05 - Arrange the shortcake pieces on the prepared baking sheet. Bake for 12 to 15 minutes until golden brown on top. Transfer to a wire rack and let cool completely.
06 - Place the sliced strawberries in a bowl and toss with granulated sugar and lemon juice. Let stand at room temperature for 15 minutes until the berries release their natural juices.
07 - In a chilled mixing bowl, beat the cold heavy cream, powdered sugar, and vanilla extract on high speed using an electric mixer until stiff peaks form. Be careful not to overwhip.
08 - Layer shortcake pieces, macerated strawberries with their juices, and whipped cream in individual serving glasses. Repeat the layers once more. Finish each glass with a dollop of whipped cream and a few fresh strawberry slices on top.

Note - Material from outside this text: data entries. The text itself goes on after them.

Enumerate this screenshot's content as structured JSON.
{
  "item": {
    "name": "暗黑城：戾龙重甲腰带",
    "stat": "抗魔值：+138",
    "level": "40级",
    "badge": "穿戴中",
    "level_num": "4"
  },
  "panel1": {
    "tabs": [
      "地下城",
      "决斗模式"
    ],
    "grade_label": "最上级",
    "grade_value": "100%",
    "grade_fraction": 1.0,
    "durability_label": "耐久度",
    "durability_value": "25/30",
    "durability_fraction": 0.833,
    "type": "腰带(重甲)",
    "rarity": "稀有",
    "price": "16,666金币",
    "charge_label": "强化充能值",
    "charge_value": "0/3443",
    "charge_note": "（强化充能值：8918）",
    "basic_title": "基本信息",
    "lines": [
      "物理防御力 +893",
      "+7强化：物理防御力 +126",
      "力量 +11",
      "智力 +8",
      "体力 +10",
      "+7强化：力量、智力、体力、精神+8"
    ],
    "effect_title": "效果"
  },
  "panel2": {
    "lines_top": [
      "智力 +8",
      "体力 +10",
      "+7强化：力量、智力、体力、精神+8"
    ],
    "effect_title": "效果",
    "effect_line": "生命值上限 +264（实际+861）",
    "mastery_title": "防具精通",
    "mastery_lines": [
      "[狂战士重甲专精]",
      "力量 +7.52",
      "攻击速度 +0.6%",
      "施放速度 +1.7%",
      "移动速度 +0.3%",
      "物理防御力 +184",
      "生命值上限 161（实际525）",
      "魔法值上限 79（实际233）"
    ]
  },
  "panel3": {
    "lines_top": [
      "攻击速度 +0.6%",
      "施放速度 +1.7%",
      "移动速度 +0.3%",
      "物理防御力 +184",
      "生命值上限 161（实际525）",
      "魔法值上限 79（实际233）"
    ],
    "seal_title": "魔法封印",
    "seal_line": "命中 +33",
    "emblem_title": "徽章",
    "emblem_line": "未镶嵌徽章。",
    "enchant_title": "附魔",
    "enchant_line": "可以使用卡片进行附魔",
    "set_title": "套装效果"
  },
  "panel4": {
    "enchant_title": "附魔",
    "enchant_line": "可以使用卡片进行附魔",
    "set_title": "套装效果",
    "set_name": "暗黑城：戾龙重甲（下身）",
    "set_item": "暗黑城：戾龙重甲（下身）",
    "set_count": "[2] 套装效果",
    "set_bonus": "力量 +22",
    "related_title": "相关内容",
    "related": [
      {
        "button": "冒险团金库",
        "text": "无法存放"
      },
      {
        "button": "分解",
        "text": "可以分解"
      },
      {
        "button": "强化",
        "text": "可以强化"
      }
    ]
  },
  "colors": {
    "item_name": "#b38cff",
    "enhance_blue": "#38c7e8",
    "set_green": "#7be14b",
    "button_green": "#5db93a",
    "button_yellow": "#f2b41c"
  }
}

09 - Serve immediately, or cover and refrigerate for up to 2 hours before serving to allow the flavors to meld.

# Expert Advice:

01 -
  • The shortcake soaks up strawberry juice like a sponge and turns into something almost pudding like beneath the cream.
  • Individual servings mean no fighting over who got the bigger slice.
  • You can cheat with store bought cake and nobody will ever know the difference.
02 -
  • If you cut the butter while it is warm, the shortcake will spread flat and bake into crunchy hockey pucks instead of soft pillows.
  • Macerating the berries for less than 15 minutes means barely any juice, and that juice is what makes the whole dessert sing.
03 -
  • Chill your mixing bowl and beaters in the freezer for ten minutes before whipping cream and it will whip faster with better volume.
  • Cut shortcake pieces slightly smaller than you think you need because they expand a bit in the oven and need to fit in the glasses.